Publisher: Atlantic Monthly Press
ISBN: 0802159249
Category : Architecture
Languages : en
Pages : 270
Book Description
A dual portrait of America’s first great architect, Henry Hobson Richardson, and her finest landscape designer, Frederick Law Olmsted—and their immense impact on America As the nation recovered from a cataclysmic war, two titans of design profoundly influenced how Americans came to interact with the built and natural world around them through their pioneering work in architecture and landscape design. Frederick Law Olmsted is widely revered as America’s first and finest parkmaker and environmentalist, the force behind Manhattan’s Central Park, Brooklyn’s Prospect Park, Biltmore’s parkland in Asheville, dozens of parks across the country, and the preservation of Yosemite and Niagara Falls. Yet his close friend and sometime collaborator, Henry Hobson Richardson, has been almost entirely forgotten today, despite his outsized influence on American architecture—from Boston’s iconic Trinity Church to Chicago’s Marshall Field Wholesale Store to the Shingle Style and the wildly popular “open plan” he conceived for family homes.

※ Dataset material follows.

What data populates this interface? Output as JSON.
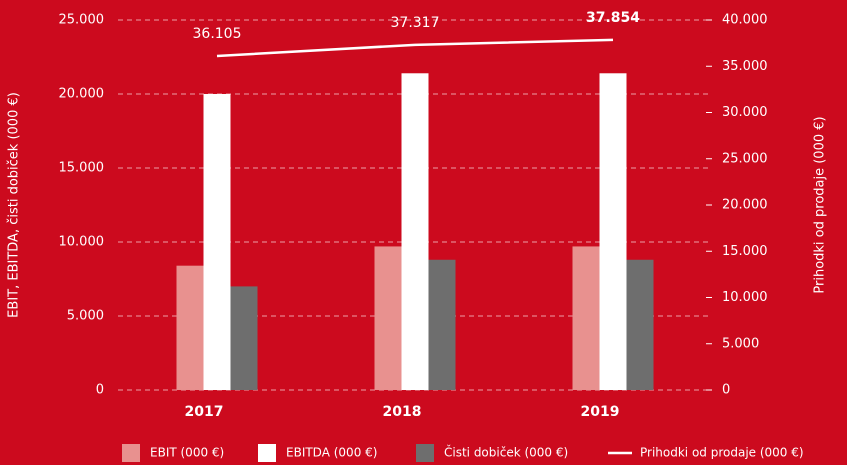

Individually they created much-beloved buildings and public spaces. Together they married natural landscapes with built structures in train stations and public libraries that helped drive the shift in American life from congested cities to developing suburbs across the country. The small, reserved Olmsted and the passionate, Falstaffian Richardson could not have been more different in character, but their sensibilities were closely aligned. In chronicling their intersecting lives and work in the context of the nation’s post-war renewal, Hugh Howard reveals how these two men created original all-American idioms in architecture and landscape that influence how we enjoy our public and private spaces to this day.